Uttama Villain, la paille dans l’œil du voisin


Uttama Villain est la dernière réalisation de Ramesh Aravind, acteur indien prolifique. Avec plus de trente ans de carrière et plus de cent-vingt films à son actif, il peut se permettre de critiquer l’industrie cinématographique qu’il connaît si bien. Un objectif affiché de sa dernière création qui ne fait pas forcément de son film un bijoux.

Manoranjan (Kamal Haasan) est un acteur à succès mais qui multiplie les rôles dans des blockbusters médiocres. Il va défier son producteur et beau-père Poornachandra Rao (Kasinathuni Viswanath) pour jouer un rôle plus important dans le dernier film de son réalisateur préféré, Margadarsi (Kailasam Balachander). Incarnant l’acteur de théâtre Uthaman, au huitième siècle, que l’on prétendait immortel, il va apprendre qu’il est atteint d’une tumeur cancéreuse au cerveau.

Manoranjan (Kamal Haasan)

Passons rapidement sur la traduction française désastreuse, chose à laquelle le distributeur Aanan Films ne nous avait pas habitué. Certaines phrases, débarrassées de leur pronom, deviennent incompréhensible. Ce qui rend d’autant plus désagréable le suivi du film étant donné que celui-ci est déjà tourné, à la fois en tamoul, en hindi et en anglais selon les protagonistes. Uttama Villain s’ouvre sur la tournée de promotion du dernier film de Manorajan, une sorte de romance à l’eau de rose et vulgaire où il joue un loubard à moto. Puis, son fils Manohar (Ashwin) quitte la représentation, fou de colère que son père se rabaisse à des rôles si peu glorieux.
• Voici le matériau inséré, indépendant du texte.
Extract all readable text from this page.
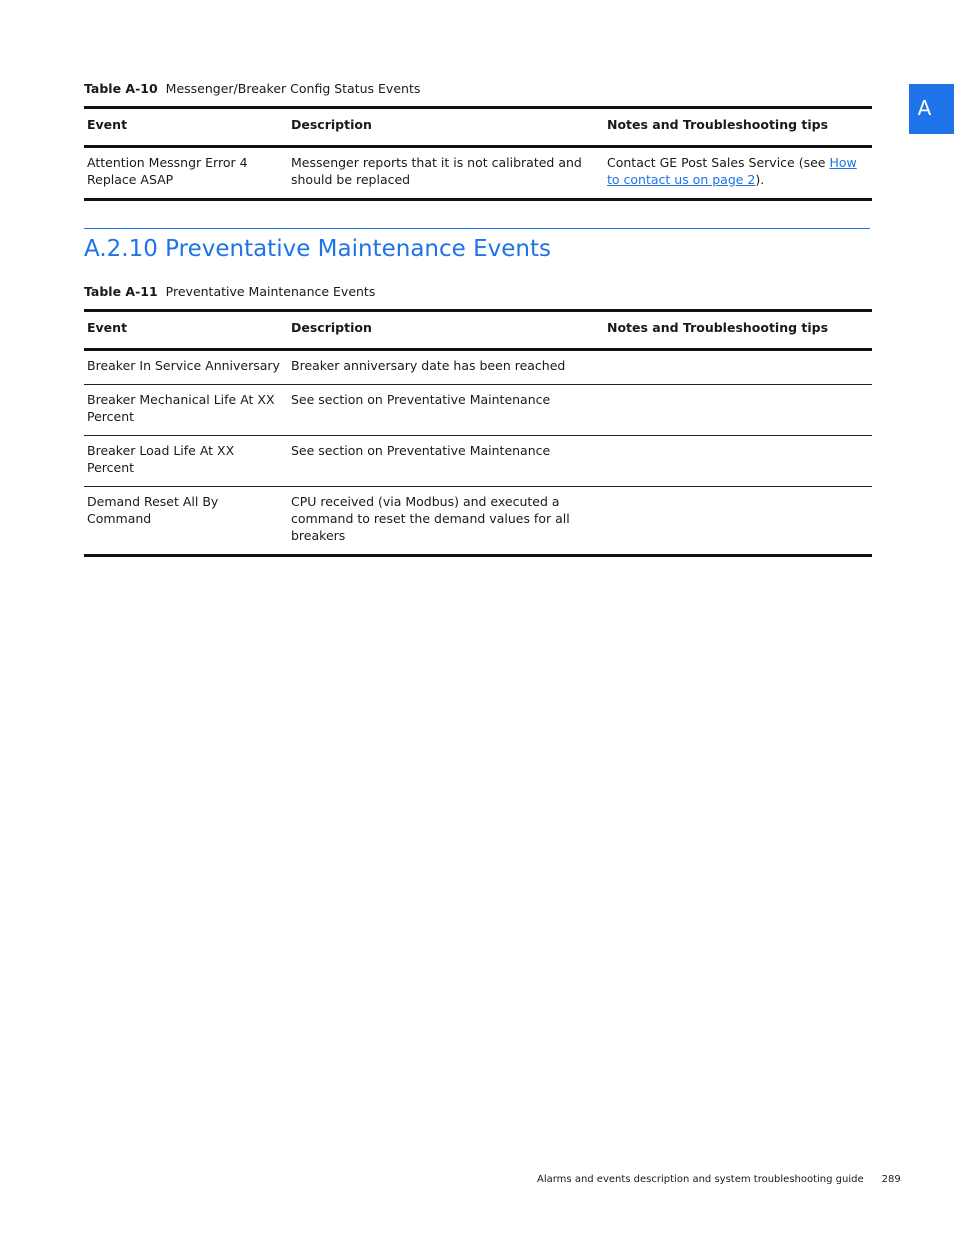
A
Table A-10 Messenger/Breaker Config Status Events
Event	Description	Notes and Troubleshooting tips
Attention Messngr Error 4 Replace ASAP	Messenger reports that it is not calibrated and should be replaced	Contact GE Post Sales Service (see How to contact us on page 2).
A.2.10 Preventative Maintenance Events
Table A-11 Preventative Maintenance Events
Event	Description	Notes and Troubleshooting tips
Breaker In Service Anniversary	Breaker anniversary date has been reached	
Breaker Mechanical Life At XX Percent	See section on Preventative Maintenance	
Breaker Load Life At XX Percent	See section on Preventative Maintenance	
Demand Reset All By Command	CPU received (via Modbus) and executed a command to reset the demand values for all breakers	
Alarms and events description and system troubleshooting guide 289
Voilà en substance tout le discours d’Uttama Villain. En somme, Aravind se pose en défendeur d’un cinéma de qualité dont il serait le représentant. Si la première partie du film s’attache à montrer l’acteur s’amouracher de sa jeune médecin, la doctoresse Arpana (Andrea Jeremiah) et vivre la crise de la cinquantaine, la deuxième le met en scène jouant le rôle d’Uthama, film dans le film censé être un exemple de bon goût.
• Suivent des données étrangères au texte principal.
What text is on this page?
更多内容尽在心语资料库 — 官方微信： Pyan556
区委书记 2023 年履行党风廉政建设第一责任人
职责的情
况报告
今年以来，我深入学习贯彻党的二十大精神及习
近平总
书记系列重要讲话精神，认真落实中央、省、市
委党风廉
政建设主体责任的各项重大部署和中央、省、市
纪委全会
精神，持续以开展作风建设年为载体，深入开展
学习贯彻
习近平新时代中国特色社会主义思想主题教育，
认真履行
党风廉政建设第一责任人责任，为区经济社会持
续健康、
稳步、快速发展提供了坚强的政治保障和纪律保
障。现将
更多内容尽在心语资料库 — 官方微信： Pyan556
Uthaman (Kamal Haasan) et Karpagavalli (Pooja Kumar)

C’est là que le bas blesse. Uttama Villain est une comédie à laquelle Aravind a voulu adjoindre un semblant de philosophie et qui a la prétention de montrer la voie à suivre pour un cinéma de qualité. Et à vrai dire, le niveau global du film n’est pas loin de son introduction. D’une part, l’humour déployé est très potache voir scatophile, d’autre part, ce n’est pas en remplaçant les motos par des tigres en CGI mal ficelée que l’on échappe au statut de série B mal fagotée. Rajoutons à cela que l’aspect dramatique est très mal mis en avant par le jeu d’acteur de Kamal Haasan semblant incapable de jouer la moindre émotion négative, froid comme un Schwarzy. Même s’il se rattrape sur le jeu comique, cela rend la moitié du long-métrage totalement inefficace tant on ne peut éprouver de réel empathie pour ce personnage atrabilaire. Rajoutons que les enjeux sont quasiment nuls, on sait très tôt le devenir de l’acteur et les relation avec sa femme (Urvashi) et son fils sont si exécrable que l’émotion provoquée par sa maladie semble feinte. S’il trépasse sur scène, la comparaison s’arrête là, n’est pas Molière qui veut.

Uthaman (Kamal Haasan) et Karpagavalli (Pooja Kumar)

Au vu de la production française désastreuse et de l’ennui profond qui risque de vous étreindre, inutile de vous asticotez pour trouver un cinéma diffusant Uttama Villain.